Cross-package software optimization

Led by Sean Bartell

The scope of compiler optimizations has been increasing over the past few decades, and sophisticated interprocedural optimizations and link-time optimizations are now commonplace. However, compilers are still unable to optimize across the boundaries between different dynamic libraries, programs and dynamic libraries, and programs from different software packages. This project is enabling new optimizations to be performed across these boundaries, with a particular emphasis on code size optimizations.

Verified Translation

Led by Theodoros Kasampalis

One drawback of shipping code in virtual instruction set form is that the final machine code cannot be tested directly.  This is especially problematic for C/C++ code with undefined behaviors, which may lead to different — and unpredictable — results for different compilers and even different optimization sequences.  Our goal is to develop a certified code generation strategy based on Translation Validation from virtual instruction set to native machine code so that developers can test their code before shipping and have the same confidence in the behavior of the code that they would do with well-tested native machine code.  To achieve this goal, we must carry out translation validation between two different languages, which has never been done before.  Moreover, we must develop techniques to obtain predictable semantics for programs with undefined behaviors and ensure that back-end code generators respect such semantics.

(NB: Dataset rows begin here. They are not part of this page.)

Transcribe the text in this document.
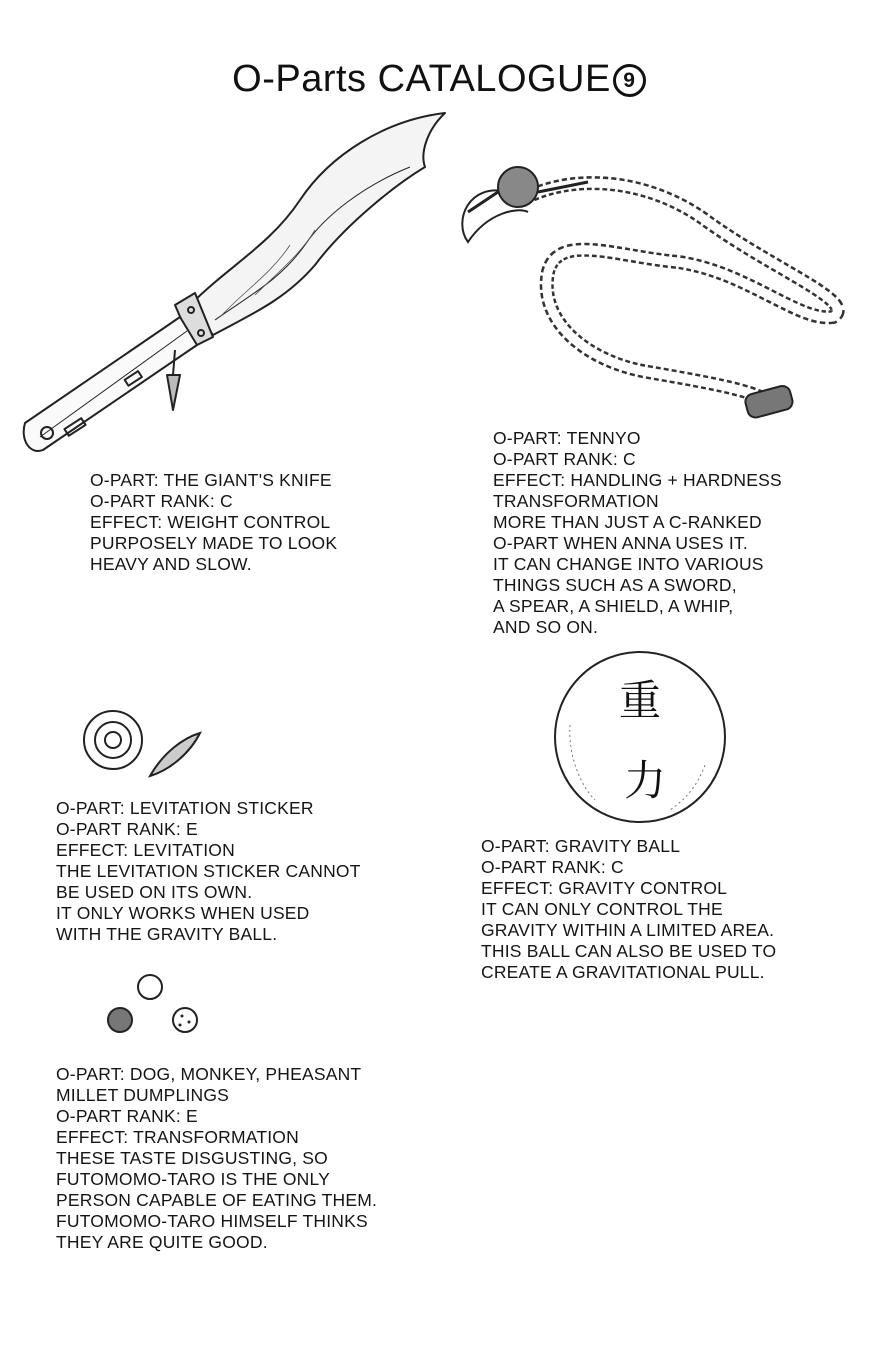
O-Parts CATALOGUE 9
重
力
O-PART: THE GIANT'S KNIFE
O-PART RANK: C
EFFECT: WEIGHT CONTROL
PURPOSELY MADE TO LOOK
HEAVY AND SLOW.
O-PART: TENNYO
O-PART RANK: C
EFFECT: HANDLING + HARDNESS
TRANSFORMATION
MORE THAN JUST A C-RANKED
O-PART WHEN ANNA USES IT.
IT CAN CHANGE INTO VARIOUS
THINGS SUCH AS A SWORD,
A SPEAR, A SHIELD, A WHIP,
AND SO ON.
O-PART: LEVITATION STICKER
O-PART RANK: E
EFFECT: LEVITATION
THE LEVITATION STICKER CANNOT
BE USED ON ITS OWN.
IT ONLY WORKS WHEN USED
WITH THE GRAVITY BALL.
O-PART: GRAVITY BALL
O-PART RANK: C
EFFECT: GRAVITY CONTROL
IT CAN ONLY CONTROL THE
GRAVITY WITHIN A LIMITED AREA.
THIS BALL CAN ALSO BE USED TO
CREATE A GRAVITATIONAL PULL.
O-PART: DOG, MONKEY, PHEASANT
MILLET DUMPLINGS
O-PART RANK: E
EFFECT: TRANSFORMATION
THESE TASTE DISGUSTING, SO
FUTOMOMO-TARO IS THE ONLY
PERSON CAPABLE OF EATING THEM.
FUTOMOMO-TARO HIMSELF THINKS
THEY ARE QUITE GOOD.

Debloating and System Specialization

Specializing and co-optimizing an entire software stack (application, libraries, operating system) for a given configuration description.  There are several contexts in which such specialization can be especially fruitful:

  • High-performance computing (HPC) applications built on complex libraries for portability: We are exploring libraries including Kokkos, GASNet, libOMP, and OpenMPI.
  • Docker containers containing a fixed set of predefined software components, often with a single primary application and its libraries.  Such containers inherently define a very narrow use case for the libraries and operating system interfaces, providing the potential for aggressive specialization.
  • Software whose behavior is extensively customized via configuration files defined at install-time or startup time.  By treating the configuration data as constants, we hope to propagate them aggressively and achieve more efficient, specialized code.